He suppresses the insight that life as a whole isn't exactly non-repetitive. "It doesn't sound as if the job uses all your abilities."

"Well, thanks, but what abilities? somebody might ask. Still I have this crazy idea I must be good for something. I mean, I can be pleasant. People like me, at least at first. Maybe I should enlist with Judy in stewardess school. Except my palms get all sweaty whenever I fly.
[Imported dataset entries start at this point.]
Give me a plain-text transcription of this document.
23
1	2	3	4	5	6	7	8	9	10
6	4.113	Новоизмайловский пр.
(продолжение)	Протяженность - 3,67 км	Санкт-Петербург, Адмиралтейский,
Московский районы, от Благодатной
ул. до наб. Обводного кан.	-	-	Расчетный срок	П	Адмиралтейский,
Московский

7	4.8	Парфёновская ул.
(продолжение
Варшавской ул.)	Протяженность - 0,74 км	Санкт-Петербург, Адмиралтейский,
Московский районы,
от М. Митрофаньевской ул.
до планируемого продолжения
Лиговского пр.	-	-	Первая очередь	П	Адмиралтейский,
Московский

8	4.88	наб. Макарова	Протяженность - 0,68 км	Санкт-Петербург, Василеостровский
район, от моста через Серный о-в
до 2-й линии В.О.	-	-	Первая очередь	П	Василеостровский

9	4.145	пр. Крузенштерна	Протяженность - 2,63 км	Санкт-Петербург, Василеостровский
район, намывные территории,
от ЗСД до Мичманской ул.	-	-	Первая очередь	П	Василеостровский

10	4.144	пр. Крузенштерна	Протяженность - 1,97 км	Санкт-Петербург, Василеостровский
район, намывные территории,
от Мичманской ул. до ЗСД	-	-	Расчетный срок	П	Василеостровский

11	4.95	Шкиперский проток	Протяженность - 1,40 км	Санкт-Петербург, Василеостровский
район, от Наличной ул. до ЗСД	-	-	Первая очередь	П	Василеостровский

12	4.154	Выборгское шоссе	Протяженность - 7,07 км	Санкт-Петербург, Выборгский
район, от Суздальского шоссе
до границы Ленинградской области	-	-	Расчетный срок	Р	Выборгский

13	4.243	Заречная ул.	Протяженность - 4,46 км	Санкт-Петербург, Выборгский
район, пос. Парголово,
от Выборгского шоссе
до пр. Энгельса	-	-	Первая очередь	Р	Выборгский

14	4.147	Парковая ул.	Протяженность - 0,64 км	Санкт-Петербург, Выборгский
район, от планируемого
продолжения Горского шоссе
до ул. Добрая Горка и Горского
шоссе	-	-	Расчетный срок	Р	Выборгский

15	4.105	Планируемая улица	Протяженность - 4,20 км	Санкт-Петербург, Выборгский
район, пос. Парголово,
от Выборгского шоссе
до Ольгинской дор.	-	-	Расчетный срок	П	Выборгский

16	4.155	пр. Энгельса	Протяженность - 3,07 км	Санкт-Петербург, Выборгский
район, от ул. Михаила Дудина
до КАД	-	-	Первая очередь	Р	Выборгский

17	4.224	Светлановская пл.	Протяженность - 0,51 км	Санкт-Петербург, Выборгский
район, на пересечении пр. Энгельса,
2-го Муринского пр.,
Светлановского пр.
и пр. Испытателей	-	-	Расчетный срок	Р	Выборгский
I hate how long it takes to land, skimming in over all these highways and cemeteries."

She is spending Christmas with her mother and siblings and then driving to him, all the way across the great Commonwealth, its mountains and quarries, its mills and farms, along the Turnpike for eight or nine hours, Judy spelling her at the wheel, Roy playing video games at every rest stop. "When you come here after Christmas, where do you all want to sleep?" he asks. "I have only this one room. You could stay with Mom and Ronnie and I'll have the kids here in sleeping bags. Or is Judy too old for that?"

"Let's think about it," Pru says. "The basic thing is they see their father."

"Right. But can I say something? It'll be nice for me to see you, too."

"Uh-huh," she says, her tone Akron tough-girl flat.

"Let's try to have some fun when you come," he urges. "Life is too short."

"I'll put on Roy," she says. "Judy's out."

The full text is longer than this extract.